L'allaitement maternel est une expérience unique et précieuse, un acte de partage et de connexion profonde entre une mère et son bébé. Au début, la courbe de poids des bébés est surveillée de près, ainsi que le fait qu’ils mouillent leurs couches et fassent régulièrement des selles, ce qui rassure rapidement les jeunes mères sur le fait que leur production de lait est suffisante. Mais ensuite, au cours de l’allaitement, il peut arriver régulièrement que les mamans observent une baisse dans leur production de lait maternel. Ce phénomène passager est appelé « baisse de lactation ». Cet article a pour but d'explorer en profondeur ce phénomène, d'en identifier les causes potentielles et de proposer des solutions adaptées pour aider les mamans à surmonter cette difficulté et à poursuivre sereinement leur allaitement.

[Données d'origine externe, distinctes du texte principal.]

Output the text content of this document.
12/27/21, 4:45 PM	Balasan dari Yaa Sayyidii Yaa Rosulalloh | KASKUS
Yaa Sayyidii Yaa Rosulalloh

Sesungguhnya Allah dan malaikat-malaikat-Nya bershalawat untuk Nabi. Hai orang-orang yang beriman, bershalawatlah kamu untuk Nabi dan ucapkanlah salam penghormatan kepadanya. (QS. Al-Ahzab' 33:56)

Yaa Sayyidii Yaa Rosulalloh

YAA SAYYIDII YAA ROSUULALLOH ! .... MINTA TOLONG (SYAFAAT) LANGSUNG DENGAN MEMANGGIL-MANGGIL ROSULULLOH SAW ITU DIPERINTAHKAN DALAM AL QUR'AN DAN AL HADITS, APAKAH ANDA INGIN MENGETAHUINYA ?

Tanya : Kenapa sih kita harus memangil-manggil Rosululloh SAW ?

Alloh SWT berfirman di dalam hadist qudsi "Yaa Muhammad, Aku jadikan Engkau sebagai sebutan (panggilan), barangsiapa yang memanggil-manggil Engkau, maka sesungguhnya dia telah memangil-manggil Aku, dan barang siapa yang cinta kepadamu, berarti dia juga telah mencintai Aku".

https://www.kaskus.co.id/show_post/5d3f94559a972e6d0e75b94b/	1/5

Qu'est-ce que la Baisse de Lactation ?
Une baisse de lactation est une diminution de la production lactée. Cette sensation de manque de lait voire d’arrêt de production du lait est fréquente, c’est d’ailleurs la deuxième cause d’arrêt précoce de l’allaitement. En effet, le corps répond à la loi de l’offre et de la demande. Plus le sein est drainé, plus il produit du lait. Moins il est drainé, de façon régulière et efficace, moins il produit. La maman ressent alors une diminution de sa production. Cela peut se traduire par des bébés dont la courbe de poids chute, qui s’agitent au sein ou qui ne décrochent jamais du sein.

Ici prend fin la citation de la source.